Der Bundesgerichtshof

Gesetz zur Reform des Vormundschafts- und Betreuungsrechts

Reform des Vormundschafts- und Betreuungsrechts / Gesetz zur

vom 04.05.2021, BGBl I S. 882 (PDF, 382KB, nicht barrierefrei)

Aus dem Gesetzentwurf:

Das Vormundschaftsrecht stammt in weiten Teilen aus der Entstehungszeit des Bürgerlichen Gesetzbuchs aus dem Jahr 1896. Es enthält detaillierte Regelungen zur Vermögenssorge des Vormunds, die allerdings weithin die Verhältnisse um das Jahr 1900 abbilden, und nur wenige Regelungen zur Personensorge.

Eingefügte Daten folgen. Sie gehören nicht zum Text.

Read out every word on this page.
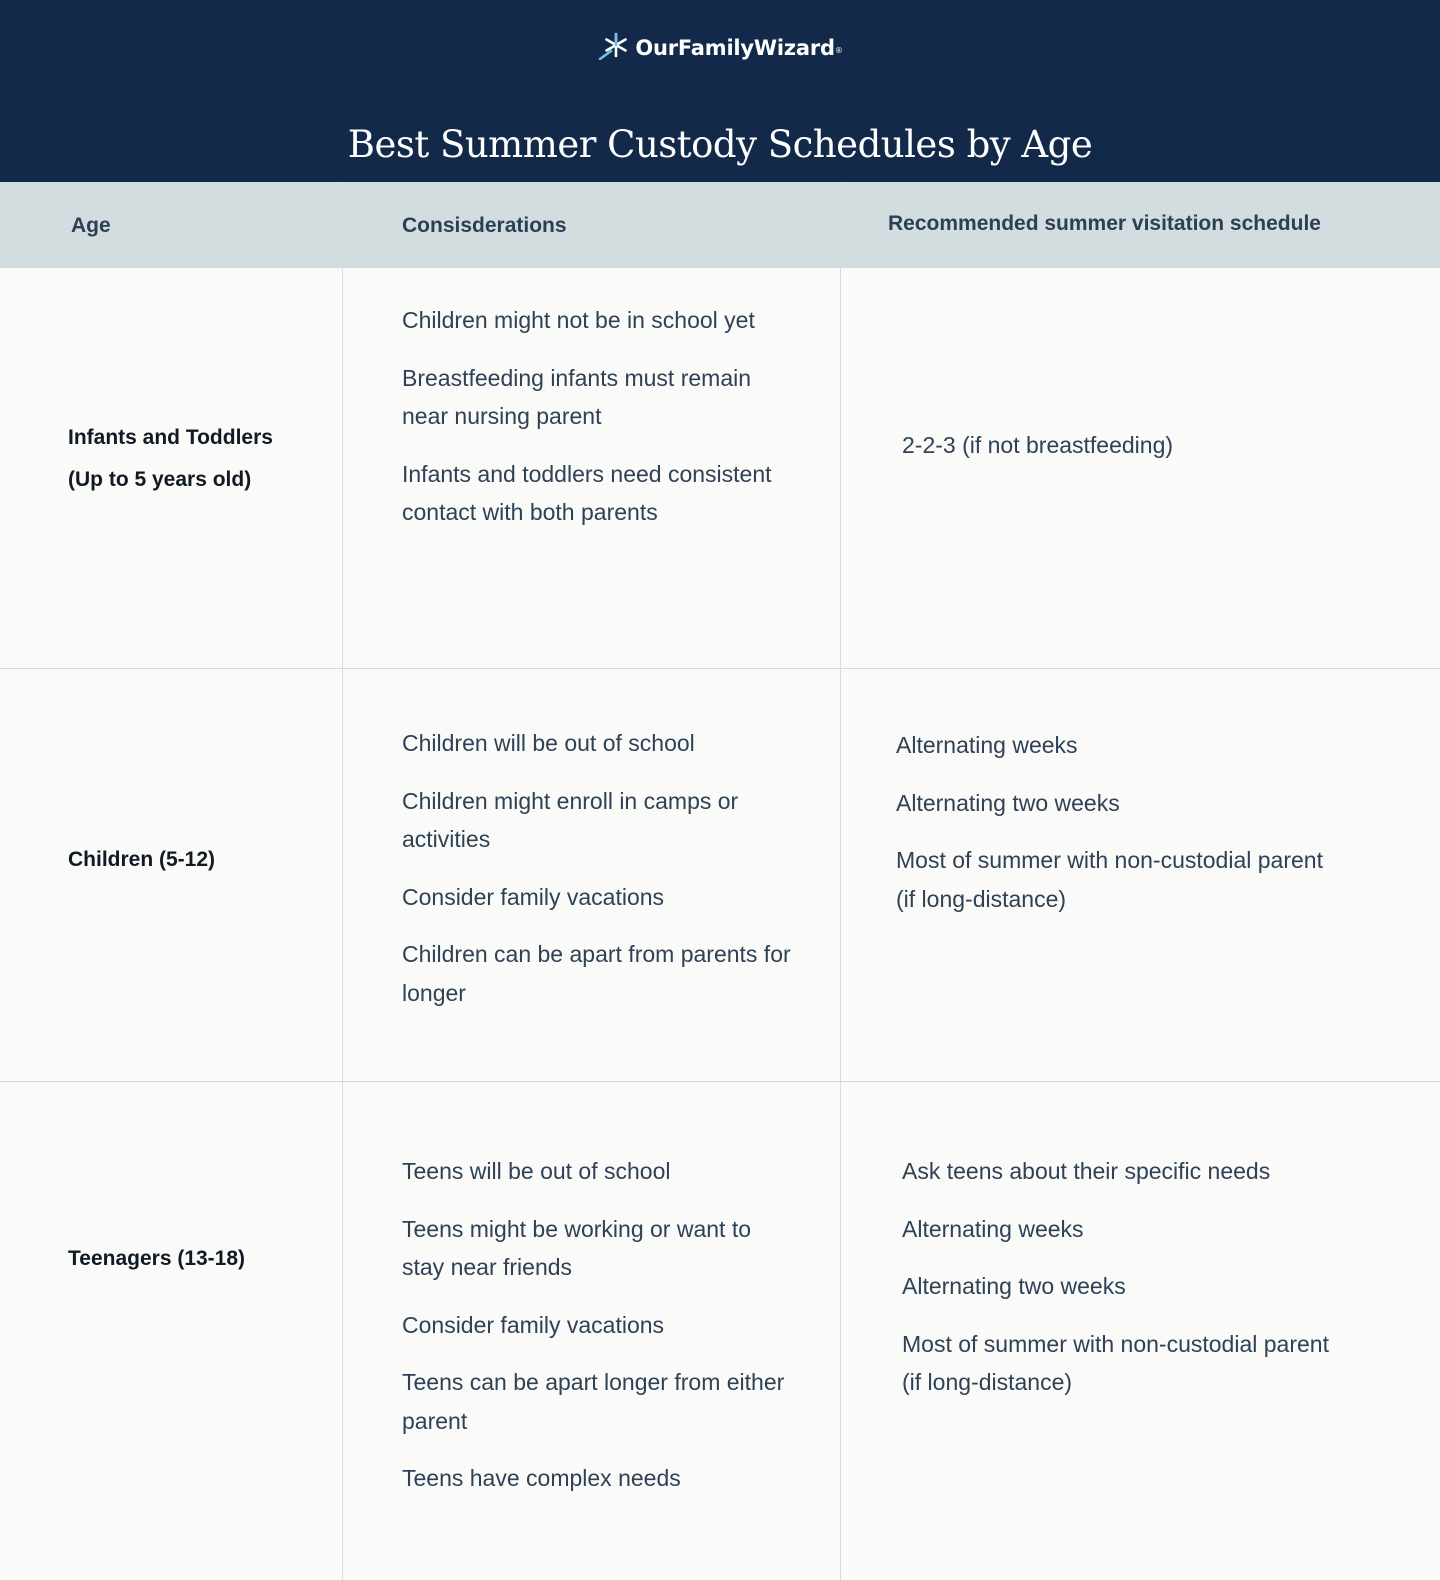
OurFamilyWizard®
Best Summer Custody Schedules by Age
Age	Consisderations	Recommended summer visitation schedule
Infants and Toddlers
(Up to 5 years old)
Children might not be in school yet
Breastfeeding infants must remain near nursing parent
Infants and toddlers need consistent contact with both parents
2-2-3 (if not breastfeeding)
Children (5-12)
Children will be out of school
Children might enroll in camps or activities
Consider family vacations
Children can be apart from parents for longer
Alternating weeks
Alternating two weeks
Most of summer with non-custodial parent (if long-distance)
Teenagers (13-18)
Teens will be out of school
Teens might be working or want to stay near friends
Consider family vacations
Teens can be apart longer from either parent
Teens have complex needs
Ask teens about their specific needs
Alternating weeks
Alternating two weeks
Most of summer with non-custodial parent (if long-distance)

Durch zahlreiche Ergänzungen und Änderungen ist das Vormundschaftsrecht unübersichtlich geworden und bildet die aktuelle Praxis nicht zutreffend ab. Hinzu kommt, dass das im Jahr 1992 eingeführte Betreuungsrecht vor allem zur Vermögenssorge und zur gerichtlichen Aufsicht auf die Regelungen für den Vormund verweist. Dies führt zur Unübersichtlichkeit und birgt für die Rechtsanwender etliche Probleme.

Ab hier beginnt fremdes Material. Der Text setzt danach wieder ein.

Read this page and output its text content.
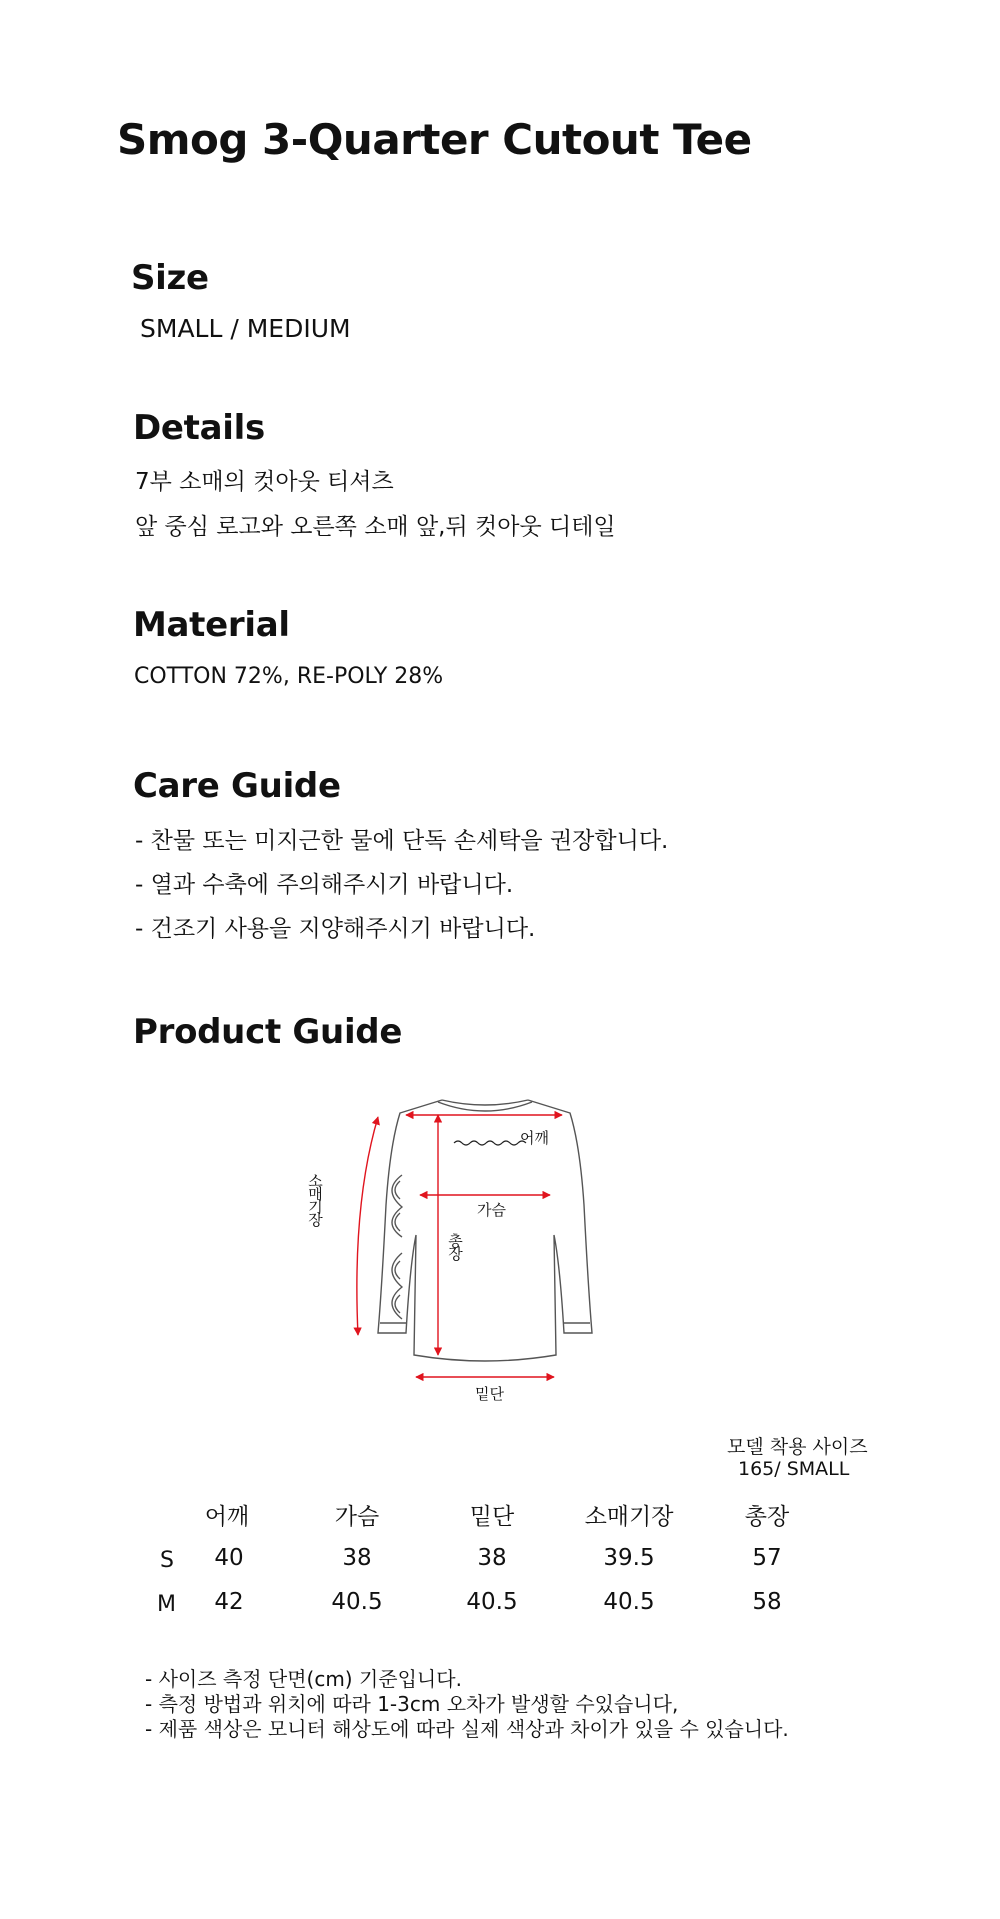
Smog 3-Quarter Cutout Tee
Size

SMALL / MEDIUM

Details

7부 소매의 컷아웃 티셔츠

앞 중심 로고와 오른쪽 소매 앞,뒤 컷아웃 디테일

Material

COTTON 72%, RE-POLY 28%

Care Guide

- 찬물 또는 미지근한 물에 단독 손세탁을 권장합니다.

- 열과 수축에 주의해주시기 바랍니다.

- 건조기 사용을 지양해주시기 바랍니다.

Product Guide
어깨
가슴
밑단
소매기장
총장
모델 착용 사이즈
165/ SMALL
어깨	가슴	밑단	소매기장	총장
S 40	38	38	39.5	57
M 42	40.5	40.5	40.5	58
- 사이즈 측정 단면(cm) 기준입니다.
- 측정 방법과 위치에 따라 1-3cm 오차가 발생할 수있습니다,
- 제품 색상은 모니터 해상도에 따라 실제 색상과 차이가 있을 수 있습니다.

Eine mitunter unzureichende Personensorge hat bereits im Jahr 2011 zu einer Änderung des Vormundschaftsrechts geführt. Nunmehr soll das Vormundschaftsrecht nach dem Koalitionsvertrag für die 19. Legislaturperiode umfassend reformiert werden, um die Personensorge für Minderjährige zu stärken und die Vorschriften zur Vermögenssorge zu modernisieren.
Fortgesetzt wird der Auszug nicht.